Incident response plants are incredibly important for both IT and OT cybersecurity. They guide you in stressful crises, and aid in both tactical procedures and decision making.
I cannot state enough how important it is that your organization has plans for every environment, those plans are tested, and that ultimately you write and edit the bulk of those plans yourself.

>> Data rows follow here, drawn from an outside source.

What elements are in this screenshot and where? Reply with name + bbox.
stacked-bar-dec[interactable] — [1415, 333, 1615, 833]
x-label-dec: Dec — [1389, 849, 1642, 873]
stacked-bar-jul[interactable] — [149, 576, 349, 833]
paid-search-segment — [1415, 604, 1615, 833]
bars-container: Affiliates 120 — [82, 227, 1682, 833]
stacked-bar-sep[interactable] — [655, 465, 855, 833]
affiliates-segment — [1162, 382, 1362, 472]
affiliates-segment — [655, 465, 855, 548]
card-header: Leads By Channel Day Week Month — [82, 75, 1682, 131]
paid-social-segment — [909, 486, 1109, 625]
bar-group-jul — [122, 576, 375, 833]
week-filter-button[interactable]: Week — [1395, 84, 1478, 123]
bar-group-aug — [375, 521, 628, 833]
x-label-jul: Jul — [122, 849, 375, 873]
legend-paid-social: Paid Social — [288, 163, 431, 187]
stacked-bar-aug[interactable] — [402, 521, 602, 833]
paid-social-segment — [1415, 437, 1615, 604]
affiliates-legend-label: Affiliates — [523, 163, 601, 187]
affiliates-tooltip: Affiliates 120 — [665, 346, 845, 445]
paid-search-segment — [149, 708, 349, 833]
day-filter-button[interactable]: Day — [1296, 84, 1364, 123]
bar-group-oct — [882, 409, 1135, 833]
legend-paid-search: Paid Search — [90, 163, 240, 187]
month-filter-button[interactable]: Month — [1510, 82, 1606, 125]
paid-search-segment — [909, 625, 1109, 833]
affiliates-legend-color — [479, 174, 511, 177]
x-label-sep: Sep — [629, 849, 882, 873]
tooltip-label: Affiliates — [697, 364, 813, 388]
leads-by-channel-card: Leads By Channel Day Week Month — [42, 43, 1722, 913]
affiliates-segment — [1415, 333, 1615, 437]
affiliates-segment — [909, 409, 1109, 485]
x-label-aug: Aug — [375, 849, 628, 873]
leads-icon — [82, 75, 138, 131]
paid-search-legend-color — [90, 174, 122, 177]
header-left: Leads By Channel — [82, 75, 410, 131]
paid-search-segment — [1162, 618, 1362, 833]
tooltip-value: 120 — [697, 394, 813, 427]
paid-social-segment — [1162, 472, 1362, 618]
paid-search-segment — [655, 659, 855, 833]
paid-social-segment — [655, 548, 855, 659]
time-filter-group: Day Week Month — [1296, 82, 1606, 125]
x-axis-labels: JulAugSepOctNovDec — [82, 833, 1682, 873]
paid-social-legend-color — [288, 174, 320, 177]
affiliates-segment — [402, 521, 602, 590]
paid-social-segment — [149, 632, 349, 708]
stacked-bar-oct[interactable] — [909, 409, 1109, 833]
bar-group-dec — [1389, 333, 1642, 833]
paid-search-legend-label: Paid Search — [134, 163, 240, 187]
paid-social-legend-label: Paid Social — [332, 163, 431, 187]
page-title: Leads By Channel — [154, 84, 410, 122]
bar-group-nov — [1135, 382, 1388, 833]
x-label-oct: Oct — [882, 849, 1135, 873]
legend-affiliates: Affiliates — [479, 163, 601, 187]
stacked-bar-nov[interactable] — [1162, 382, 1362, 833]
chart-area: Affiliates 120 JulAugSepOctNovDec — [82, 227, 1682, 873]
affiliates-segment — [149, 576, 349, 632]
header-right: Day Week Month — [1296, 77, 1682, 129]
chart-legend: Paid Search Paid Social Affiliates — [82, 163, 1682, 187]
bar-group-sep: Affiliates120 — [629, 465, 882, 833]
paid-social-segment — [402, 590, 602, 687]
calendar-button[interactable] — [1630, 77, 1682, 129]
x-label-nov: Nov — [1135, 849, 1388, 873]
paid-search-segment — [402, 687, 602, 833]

There are skeevy consulting companies who will sell you almost anything - from premade IR plans to services that build them for you without your involvement. However, I can absolutely guarantee without serious project-scale care and feeding from your own stakeholder personnel and environmental considerations, they will fall flat in an emergency. You wouldn’t want your hospital to download a premade triage plan for another size or functional org from scribd.
Can’t stress enough how important it is to take the time to plan, even if you bring in consultants to guide and advise you.
#cybersecurity #dfir
@hacks4pancakes@infosec.exchange I cannot agree with this enough. You absolutely have to do this yourself. No external entity, no matter how honorable they may be, and.most aren’t, can possibly grasp your environment more than your own staff that built and run it.
This notion that you can outsource everything even remotely hard is quite frankly not true, and while it may save you some pennies now, you will spend real capital cleaning up the mess when that bad day comes.
Tangentially related trend I am seeing: New ISPs that don’t run their own core networks. They outsource it to companies that claim to run core networks for ISPs. If you can’t run a network, you seriously have no business pretending to be an ISP.
This outsourcing of absolutely everything is going to fuck you sooner or later.